The four to five days of rain that hit Las Vegas last week also caused some minor flooding to a few of the businesses. One owner said the bright side is that it happened while construction workers were still around, so whatever fixes had to be made for water tightness would get done right away. Another owner wondered if the rain had seeped into the walls.

The Container Park is the work of Downtown Project, the $350 million private redevelopment agency whose work is focused mostly on the blocks around east Fremont Street.
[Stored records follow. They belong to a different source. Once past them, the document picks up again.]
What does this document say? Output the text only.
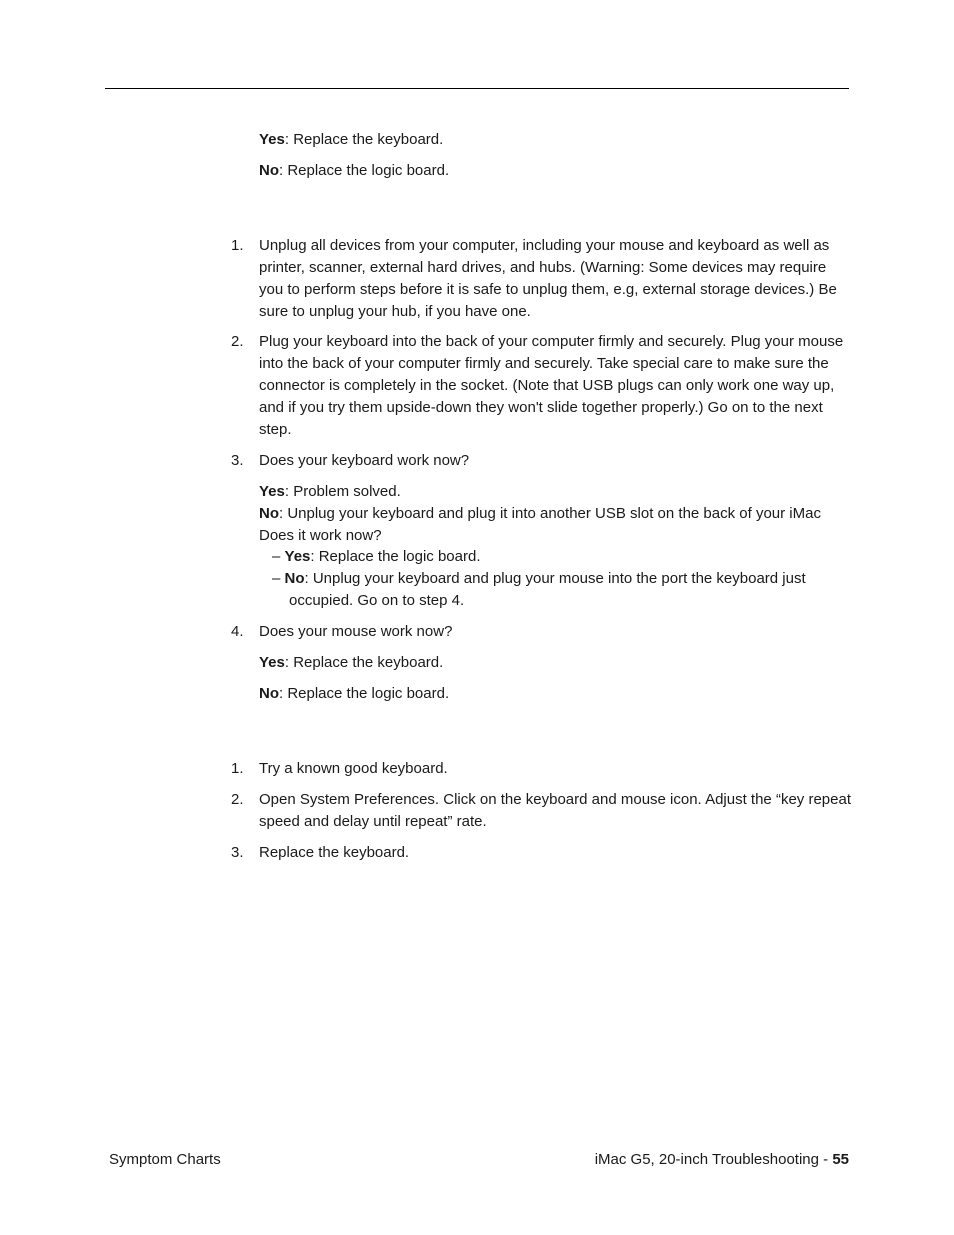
Yes: Replace the keyboard.
No: Replace the logic board.
1. Unplug all devices from your computer, including your mouse and keyboard as well as printer, scanner, external hard drives, and hubs. (Warning: Some devices may require you to perform steps before it is safe to unplug them, e.g, external storage devices.) Be sure to unplug your hub, if you have one.
2. Plug your keyboard into the back of your computer firmly and securely. Plug your mouse into the back of your computer firmly and securely. Take special care to make sure the connector is completely in the socket. (Note that USB plugs can only work one way up, and if you try them upside-down they won't slide together properly.) Go on to the next step.
3. Does your keyboard work now?
Yes: Problem solved.
No: Unplug your keyboard and plug it into another USB slot on the back of your iMac Does it work now?
– Yes: Replace the logic board.
– No: Unplug your keyboard and plug your mouse into the port the keyboard just occupied. Go on to step 4.
4. Does your mouse work now?
Yes: Replace the keyboard.
No: Replace the logic board.
1. Try a known good keyboard.
2. Open System Preferences. Click on the keyboard and mouse icon. Adjust the “key repeat speed and delay until repeat” rate.
3. Replace the keyboard.
Symptom Charts	iMac G5, 20-inch Troubleshooting - 55
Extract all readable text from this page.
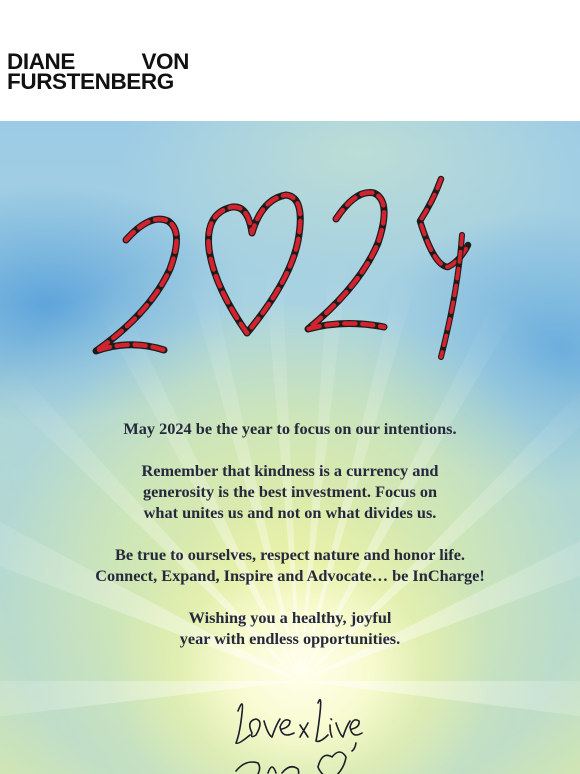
DIANE	VON
FURSTENBERG

May 2024 be the year to focus on our intentions.

Remember that kindness is a currency and
generosity is the best investment. Focus on
what unites us and not on what divides us.

Be true to ourselves, respect nature and honor life.
Connect, Expand, Inspire and Advocate… be InCharge!

Wishing you a healthy, joyful
year with endless opportunities.
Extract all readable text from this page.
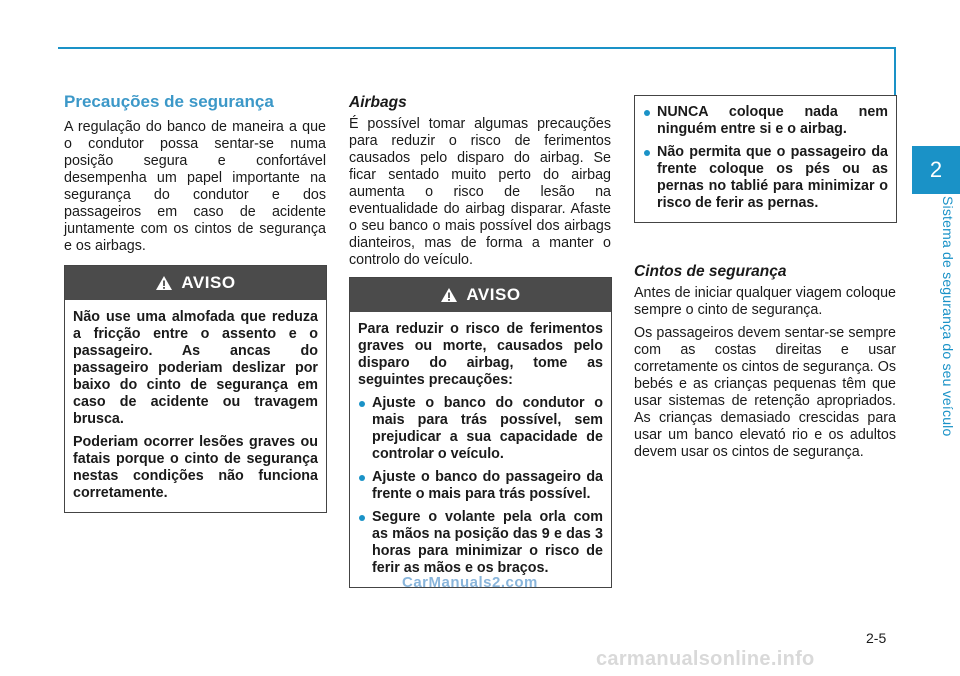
2
Sistema de segurança do seu veículo
Precauções de segurança

A regulação do banco de maneira a que o condutor possa sentar-se numa posição segura e confortável desempenha um papel importante na segurança do condutor e dos passageiros em caso de acidente juntamente com os cintos de segurança e os airbags.

AVISO

Não use uma almofada que reduza a fricção entre o assento e o passageiro. As ancas do passageiro poderiam deslizar por baixo do cinto de segurança em caso de acidente ou travagem brusca.

Poderiam ocorrer lesões graves ou fatais porque o cinto de segurança nestas condições não funciona corretamente.

Airbags

É possível tomar algumas precauções para reduzir o risco de ferimentos causados pelo disparo do airbag. Se ficar sentado muito perto do airbag aumenta o risco de lesão na eventualidade do airbag disparar. Afaste o seu banco o mais possível dos airbags dianteiros, mas de forma a manter o controlo do veículo.

AVISO

Para reduzir o risco de ferimentos graves ou morte, causados pelo disparo do airbag, tome as seguintes precauções:

Ajuste o banco do condutor o mais para trás possível, sem prejudicar a sua capacidade de controlar o veículo.
Ajuste o banco do passageiro da frente o mais para trás possível.
Segure o volante pela orla com as mãos na posição das 9 e das 3 horas para minimizar o risco de ferir as mãos e os braços.
NUNCA coloque nada nem ninguém entre si e o airbag.
Não permita que o passageiro da frente coloque os pés ou as pernas no tablié para minimizar o risco de ferir as pernas.
Cintos de segurança

Antes de iniciar qualquer viagem coloque sempre o cinto de segurança.

Os passageiros devem sentar-se sempre com as costas direitas e usar corretamente os cintos de segurança. Os bebés e as crianças pequenas têm que usar sistemas de retenção apropriados. As crianças demasiado crescidas para usar um banco elevató rio e os adultos devem usar os cintos de segurança.

2-5
CarManuals2.com
carmanualsonline.info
The project came into existence shortly after Zappos CEO Tony Hsieh announced he would move the mega-online retailer from Henderson into the former City Hall, about a half-mile northwest of the Container Park.

After City Hall was renovated and remodeled, Zappos moved in this fall. Meanwhile, Downtown Project appears to be near the end of its quest to buy up acres of downtown properties.

The Container Park is one of several ventures Downtown Project has embarked upon. At least three old motels are targeted for gutting and repurposing, as well as an old tavern, the Bunkhouse, and several smaller projects.

Hsieh walked among the new stores in the mall in his trademark Zappos T-shirt, jeans and tennis shoes when it opened today.

Doug McPhail, Container Park’s retail space director, was beaming. After a little more than a year of construction, and some two years after the idea was conceived, the place was finally open.

“It was conceived as an idea with Tony (Hsieh), and at first it was across the street and literally a few shipping containers on a parking lot,” McPhail said. “Then it morphed into, ‘Well, it needs to be bigger and more prominent and part of the community.'”

So it moved to its location between 7th and 8th streets, he said, and continually changed.

“In most developments, it’s planned and you build it as planned,” he said. “With this, there was the flexibility to continually make it better and see a better way and change it if we wanted. And this is what we got out of it.”

As he spoke, children were playing in the “treehouse” tower, dozens of people were eating from Pinches Tacos or Pork & Beans, two eateries near the entrance, others were going in and out of Jojo’s Jerky store, some of the clothing boutiques and simply sitting in the sun.

Thom Line, who said he lives eight miles beyond downtown, was digitally recording the opening, part of his documentation of downtown’s rebirth.

“The neon has come back and it’s being taken over and upgraded and being turned into a portal for the 21st century,” said Line, a former rock ‘n’ roll radio disc jockey.

Around 4:30, a drum circle gathered next to the giant praying mantissa, a metallic sculpture that shoots flames out of its antennae, at the park's entrance.

Hsieh said the drums are meant to entice people off the streets, then "when it gets to a critical mass of people, we're going to ignite the flames."

He said he wants the drum circle to become a daily event as a way to kick off the evening.

Lisa Mayo De-Riso, a local marketer and lobbyist, sat down to take in the music and marvel at all the people on east Fremont, at 7th Street, on a Monday night in downtown Las Vegas.

"This is not the downtown that you and I remember, that's for sure," she said.

Joe Schoenmann doesn’t just cover downtown, he lives and works there. Schoenmann is Greenspun Media Group’s embedded downtown journalist, working from an office in the Emergency Arts building.